Bogan House, Totnes
“The uncertainty of our times is no reason to be certain about hopelessness” - Vandana Shiva
Totnes, Saturday November 29, Buy Nothing Day
There are lots of reasons to like Totnes. Discovering it has its own ‘Bogan House’ in pride of place opposite the civic hall has to be high on the list. No room for bogan-bashing here, Mr Doyle.
That’s not all it’s got going for it though. It’s quaint, the cabbie says, but the word hardly does the job. Totnes is the sort of picture postcard town in England that you can’t quite believe really exists. A medieval town with a high street that meanders down to the river, so narrow cars seem out of place, changing name three times on the way, a photo waiting to be taken every few feet. There’s a Norman fort up the road, and a few clicks out of town, I spent the week in a Thirteen Century building, complete with wireless and a sustainability school. It is quaint, if quaint means human-scale, beautiful, liveable.
Totnes is also at the heart of southwest England’s sustainability movement, and the southwest is known across the country for leading the nation on green issues.

Totnes' main street
The Daylesford of Devon, Totnes became a hippy haven a couple of decades ago, and in 2007, Wikipedia tells me, was declared ‘the capital of new age chic’ by Time Magazine. (According to The Guardian, new generation Totnesians ‘identify more with surfers than hippies’, which perhaps explains Bogan House.)
It’s more than that though – Totnes is the home of the world’s first Transition Town, a concept that’s starting to take off in Australia. My first reaction to hearing about Transition Towns was ‘transitioning to what?’. The answer is simple. Transition Town Totnes (TTT), their website says, aims:
1) “To explore and then follow pathways of practical actions that will reduce our carbon emissions and dependence on fossil fuels.
2) To build the town’s resilience, that is, its ability to withstand shocks from the outside, through being more self reliant in areas such as food, energy, health care, jobs and economics.”
TTT is about a low carbon, post-peak oil future, but, importantly, it’s about more than giving things up and
doing without. Here’s the website again:
“Our future has the potential to be more rewarding, abundant and enjoyable than today, and by working together we can unleash the collective enthusiasm and genius of our community (that means you!) to make this transition.”

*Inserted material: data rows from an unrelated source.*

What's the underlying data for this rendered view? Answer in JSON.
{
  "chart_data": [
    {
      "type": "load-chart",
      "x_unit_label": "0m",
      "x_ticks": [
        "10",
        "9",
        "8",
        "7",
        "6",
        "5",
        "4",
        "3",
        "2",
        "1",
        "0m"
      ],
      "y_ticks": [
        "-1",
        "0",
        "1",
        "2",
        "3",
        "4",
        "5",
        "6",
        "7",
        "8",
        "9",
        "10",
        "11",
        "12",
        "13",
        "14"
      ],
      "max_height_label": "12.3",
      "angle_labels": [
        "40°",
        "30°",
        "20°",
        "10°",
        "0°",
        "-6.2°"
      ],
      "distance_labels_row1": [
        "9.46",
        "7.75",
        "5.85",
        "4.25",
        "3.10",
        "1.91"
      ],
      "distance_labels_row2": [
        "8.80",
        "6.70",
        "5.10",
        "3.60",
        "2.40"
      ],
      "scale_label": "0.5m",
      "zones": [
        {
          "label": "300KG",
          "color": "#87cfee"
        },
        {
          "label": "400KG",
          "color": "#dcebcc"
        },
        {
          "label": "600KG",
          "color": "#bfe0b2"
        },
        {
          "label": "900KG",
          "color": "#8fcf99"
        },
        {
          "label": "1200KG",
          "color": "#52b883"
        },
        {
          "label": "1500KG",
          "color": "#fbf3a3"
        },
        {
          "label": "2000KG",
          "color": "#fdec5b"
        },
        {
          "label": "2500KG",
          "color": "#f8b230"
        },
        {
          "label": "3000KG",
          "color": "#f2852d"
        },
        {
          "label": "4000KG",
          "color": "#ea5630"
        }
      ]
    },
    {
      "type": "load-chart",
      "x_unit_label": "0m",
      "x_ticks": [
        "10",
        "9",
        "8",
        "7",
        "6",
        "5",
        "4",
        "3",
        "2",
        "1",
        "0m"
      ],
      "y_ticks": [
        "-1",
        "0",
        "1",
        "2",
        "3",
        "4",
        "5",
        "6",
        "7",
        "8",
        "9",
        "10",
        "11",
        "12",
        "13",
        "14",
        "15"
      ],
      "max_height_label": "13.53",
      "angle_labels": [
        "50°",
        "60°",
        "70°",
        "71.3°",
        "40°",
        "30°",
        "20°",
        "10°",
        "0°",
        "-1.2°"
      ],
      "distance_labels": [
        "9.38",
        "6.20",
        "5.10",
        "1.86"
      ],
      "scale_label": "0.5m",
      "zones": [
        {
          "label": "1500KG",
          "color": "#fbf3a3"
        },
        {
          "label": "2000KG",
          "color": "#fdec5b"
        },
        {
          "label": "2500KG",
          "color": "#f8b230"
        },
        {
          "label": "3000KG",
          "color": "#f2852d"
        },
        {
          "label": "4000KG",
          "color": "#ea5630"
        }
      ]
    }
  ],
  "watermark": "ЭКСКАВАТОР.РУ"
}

Totnes Civic Hall, Buy Nothing Day
On Saturday morning at the Civic Hall, it’s hard not to believe them. The hall is packed. Kids are playing on hay bales in the centre of the room, there’s a steady stream of people sifting the free-to-take no-need-to-pay jumble (not) sale stall, and there are people talking about the Totnes Renewable Energy Supply Company they’ve established, how to get a tax break on a new bike, looking after worm farms, and where to get Totnes pounds. Zigzagging across the hall, partitions with drawings of Totnes in 2030, and post-it notes with people’s hopes for the future are a reminder of the scale of community involvement in all of this.
It’s a fair

indication of the energy in TTT. After three years, it has developed 38 projects, sustained ten ongoing working groups, engaged around 3270 residents, and, they say, generated at least 236,000 pounds. Totnes even has its own currency, the Totnes Pound, which is about to launch its own interest-free loan scheme. Localisation is a key buzzword, and the Totnes Pound is both a very concrete symbol of localising, and also a real way of keeping money, literally, in the community.
Totnes shows that ugly words like decarbonising don’t have to mean a bleak and ugly future.
As Transition Towns founder Rob Hopkins says, “Rebuilding local agriculture and food

production, localizing energy production, rethinking healthcare, rediscovering local building materials in the context of zero energy building, rethinking how we manage waste, all build resilience and offer the potential of an extraordinary renaissance – economic, cultural and spiritual.”